Православная идея монархии появляется тогда, когда образ библейского царя, устанавливающего завет с Богом и народом, накладывается на образ кесаря, принявшего христианскую веру. Исторически это время Константина Великого, поэтому к его примеру восходят разнообразные похвалы государям. На Руси – начиная с похвалы святому Владимиру митрополита Илариона Киевского. Христианский царь наследует от библейского царя завет с Богом и особую харизму, отличную от пророческой и теократической, а от римского кесаря – статус императора, власть которого имеет подвижные в пространстве границы. Согласно римской доктрине, перешедшей в византийские канонические источники, «царь есть законное начальство, общее благо для всех подданных; он благотворит не по пристрастию и наказывает не по нерасположению… и никому не оказывает незаслуженных благодеяний во вред другим. Забота царя – наличные силы охранять и утверждать, потерянные – неусыпною заботою возвращать и новые – мудростью и справедливыми средствами и предприятиями приобретать. Цель царя – благодетельствовать, почему и называется благодетелем, и когда сделается бессильным в благодеянии, – по мнению древних, бесчестит царское звание». Эпоха Константина, приняв эти положения, прибавила к ним, что «царь должен отличаться православием и благочестием и прославляться ревностию по Боге» (Алфавитная синтагма). Но идея, как мы говорили, есть нечто цельное, ее нельзя просто «слепить» из набора качеств. Идея была именно тем, что соединило библейский и римский образы царя, и она заключалась в покровительстве церкви.

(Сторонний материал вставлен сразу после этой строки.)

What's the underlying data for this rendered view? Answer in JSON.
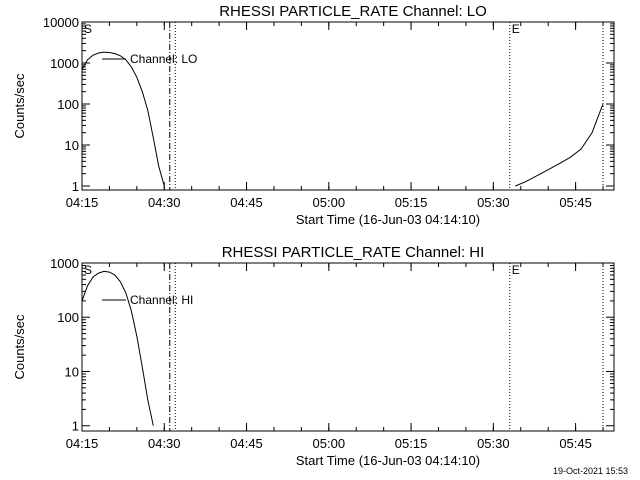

Все вышесказанное уже дает понять, насколько идея монархии отличалась от ее расхожей трактовки слепого и «придурковатого» подчинения, отчасти порожденных эпохой абсолютизма – раннего Нового времени. Об абсолютизме у нас еще будет речь, здесь же сосредоточимся на отношениях царя с церковью, являющихся ключевыми для православной идеи монархии, без которой идея Третьего Рима не может быть полной. Как уже отмечалось, в сознании древнерусского книжника, монаха и мирянина, церковь не была организацией, которая могла бы выстраивать с государством «партнерские отношения» на фоне общества, в то же самое время занимающегося своими делами. У общества как целого и не было никаких таких дел, но оно само, как общество христианское («мир», «все крестиянство»), было церковью. Ни купечество, ни дворянство, ни самая аристократия еще не претендовали на то, чтобы быть обществом, независимым от церкви и ограничивающим права монарха. Их отношения друг с другом и с ним во многом регулировались обычаем, создававшим определенное чувство стабильности; но лишь в своей форме церкви общество имело закон, равный по статусу царской воле – каноническое право, и это право защищало его достояние, духовное и материальное, конечно, в той мере, в какой общество было церковью.